Unfriended è l'opera seconda del regista di origine georgiana Levan Gabriadze che, dopo essere passato con successo per vari festival nel 2014 e forte di una campagna virale che ne ha stimolato l'interesse, approda al cinema. Il titolo del film si riferisce al termine che nel gergo virtuale sta per “togliere l'amicizia” su Facebook. Già nella sua concezione stilistica, il film di Gabriadze opta per una scelta particolare: è totalmente girato in tempo reale, tramite l'occhio della videocamera di un computer puntata sui giovani protagonisti; lo schermo restituisce la visione dello screensaver di ogni pc e ogni finestra virtuale. Se la scelta, a suo modo radicale, non è però nuova. Un'opera straordinaria (e inedita in Italia) come Open Windows di Nacho Vigalondo già usava come espediente di messa in scena la visione dello schermo intero di un computer. Unfriended non raggiunge quei picchi di sguardo e di teorizzazione e forse non risolve in toto la problematica di tale rappresentazione, privandosi di giustificarla sempre: una sorta di pregio/limite che, seppur sforzandosi, impedisce di vedere il film di Gabriadze come nuovo saggio sull'immaginario virtuale al cinema.

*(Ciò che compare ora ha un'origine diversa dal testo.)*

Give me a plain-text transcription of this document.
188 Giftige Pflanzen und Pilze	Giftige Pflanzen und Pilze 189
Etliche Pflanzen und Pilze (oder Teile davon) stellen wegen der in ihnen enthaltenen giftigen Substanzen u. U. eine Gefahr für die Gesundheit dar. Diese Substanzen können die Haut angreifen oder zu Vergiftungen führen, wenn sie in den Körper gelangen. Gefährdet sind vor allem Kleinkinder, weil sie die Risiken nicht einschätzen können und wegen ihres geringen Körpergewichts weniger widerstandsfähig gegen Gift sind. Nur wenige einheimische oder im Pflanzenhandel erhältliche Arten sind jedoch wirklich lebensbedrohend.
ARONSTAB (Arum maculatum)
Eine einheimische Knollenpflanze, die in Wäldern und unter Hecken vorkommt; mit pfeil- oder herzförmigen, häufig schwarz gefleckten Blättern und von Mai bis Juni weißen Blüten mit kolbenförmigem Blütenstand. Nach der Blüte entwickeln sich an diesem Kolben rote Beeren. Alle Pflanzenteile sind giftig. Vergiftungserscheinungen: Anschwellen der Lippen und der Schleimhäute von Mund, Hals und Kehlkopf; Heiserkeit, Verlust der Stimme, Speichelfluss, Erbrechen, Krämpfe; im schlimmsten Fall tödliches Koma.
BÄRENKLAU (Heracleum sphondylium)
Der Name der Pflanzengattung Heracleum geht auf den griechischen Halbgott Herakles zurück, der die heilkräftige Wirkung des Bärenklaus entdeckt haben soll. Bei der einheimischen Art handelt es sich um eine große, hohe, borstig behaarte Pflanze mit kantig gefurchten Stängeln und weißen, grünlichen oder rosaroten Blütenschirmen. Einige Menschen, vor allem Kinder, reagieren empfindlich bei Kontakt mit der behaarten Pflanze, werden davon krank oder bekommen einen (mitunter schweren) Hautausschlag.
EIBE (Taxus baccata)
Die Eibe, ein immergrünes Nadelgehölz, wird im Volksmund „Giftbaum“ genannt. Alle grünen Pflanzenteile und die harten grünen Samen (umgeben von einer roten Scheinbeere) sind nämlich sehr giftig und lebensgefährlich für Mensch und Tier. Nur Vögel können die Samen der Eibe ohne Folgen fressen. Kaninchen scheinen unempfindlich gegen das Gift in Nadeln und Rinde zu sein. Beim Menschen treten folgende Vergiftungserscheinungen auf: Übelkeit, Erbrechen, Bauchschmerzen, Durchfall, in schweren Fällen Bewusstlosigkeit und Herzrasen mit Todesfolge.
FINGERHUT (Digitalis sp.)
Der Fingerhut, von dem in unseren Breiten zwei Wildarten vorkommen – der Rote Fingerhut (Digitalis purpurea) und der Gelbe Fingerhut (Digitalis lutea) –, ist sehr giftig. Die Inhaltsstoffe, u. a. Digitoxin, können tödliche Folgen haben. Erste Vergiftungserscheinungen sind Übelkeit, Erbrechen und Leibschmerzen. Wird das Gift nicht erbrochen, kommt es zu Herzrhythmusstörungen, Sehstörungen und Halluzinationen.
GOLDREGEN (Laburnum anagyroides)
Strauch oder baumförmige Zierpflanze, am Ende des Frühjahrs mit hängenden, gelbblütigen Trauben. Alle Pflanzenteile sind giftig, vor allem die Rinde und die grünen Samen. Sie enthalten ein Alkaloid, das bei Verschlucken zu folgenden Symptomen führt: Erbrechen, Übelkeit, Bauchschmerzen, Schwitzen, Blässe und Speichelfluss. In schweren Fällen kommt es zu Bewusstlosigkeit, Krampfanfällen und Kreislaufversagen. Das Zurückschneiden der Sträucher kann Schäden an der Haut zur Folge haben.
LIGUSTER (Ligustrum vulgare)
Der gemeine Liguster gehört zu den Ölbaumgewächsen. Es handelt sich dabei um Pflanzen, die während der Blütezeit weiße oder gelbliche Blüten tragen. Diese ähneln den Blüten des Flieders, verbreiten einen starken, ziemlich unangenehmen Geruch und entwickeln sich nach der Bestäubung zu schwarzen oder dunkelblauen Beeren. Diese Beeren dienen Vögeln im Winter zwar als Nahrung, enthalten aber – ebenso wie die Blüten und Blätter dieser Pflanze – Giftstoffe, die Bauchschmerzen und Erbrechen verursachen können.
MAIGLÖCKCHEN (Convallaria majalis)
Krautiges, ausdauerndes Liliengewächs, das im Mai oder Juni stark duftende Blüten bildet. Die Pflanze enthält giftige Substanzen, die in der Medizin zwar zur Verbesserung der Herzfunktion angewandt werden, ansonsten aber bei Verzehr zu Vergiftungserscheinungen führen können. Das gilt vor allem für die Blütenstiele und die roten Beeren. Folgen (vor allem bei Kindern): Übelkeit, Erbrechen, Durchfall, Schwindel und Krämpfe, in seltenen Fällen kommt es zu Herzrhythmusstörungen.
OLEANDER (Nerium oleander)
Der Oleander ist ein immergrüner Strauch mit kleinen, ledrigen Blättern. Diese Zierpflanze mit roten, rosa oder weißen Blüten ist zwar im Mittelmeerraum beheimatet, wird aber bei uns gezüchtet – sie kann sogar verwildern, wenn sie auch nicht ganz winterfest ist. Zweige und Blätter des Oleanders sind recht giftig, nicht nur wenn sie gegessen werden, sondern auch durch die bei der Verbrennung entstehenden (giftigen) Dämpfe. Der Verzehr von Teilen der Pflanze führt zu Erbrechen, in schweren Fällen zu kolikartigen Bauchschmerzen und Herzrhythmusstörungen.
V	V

Nella prima parte del suo svolgersi, Unfriended sembra andare in territori narrativi e di sguardo poco interessanti, mischiando molte suggestioni: dal vouyerismo dell'epoca attuale all'ossessione per le immagini (che siano video o foto), fino a una denuncia al mondo dei social network e ai pericoli della rete, per chiudersi come monito sul cyberbullismo. Pur sfiorando questi elementi, tuttavia, non cade mai nella banalità e si affida a una miscela di thriller-horror per sfruttare la propria particolarità visiva. Azzeccando più di un momento in fase di tensione, Unfriended usa tutta la terminologia più in voga del mondo virtuale ma se ne separa per divenire un thriller al massacro - pur nei limiti con rimembranze con la serie di Saw e The Ring - dove le mezze verità nascoste, gli amici e la sfiducia verso essi sfociano nella più temibile delle notti. E allora tutto l'apparato cyber-scenico e anche narrativamente audace acquista senso, in un film che obbliga a guardare e confessare l'orrore. Precisamente, il proprio orrore e la paura di condividerlo dove tutti possono vedere.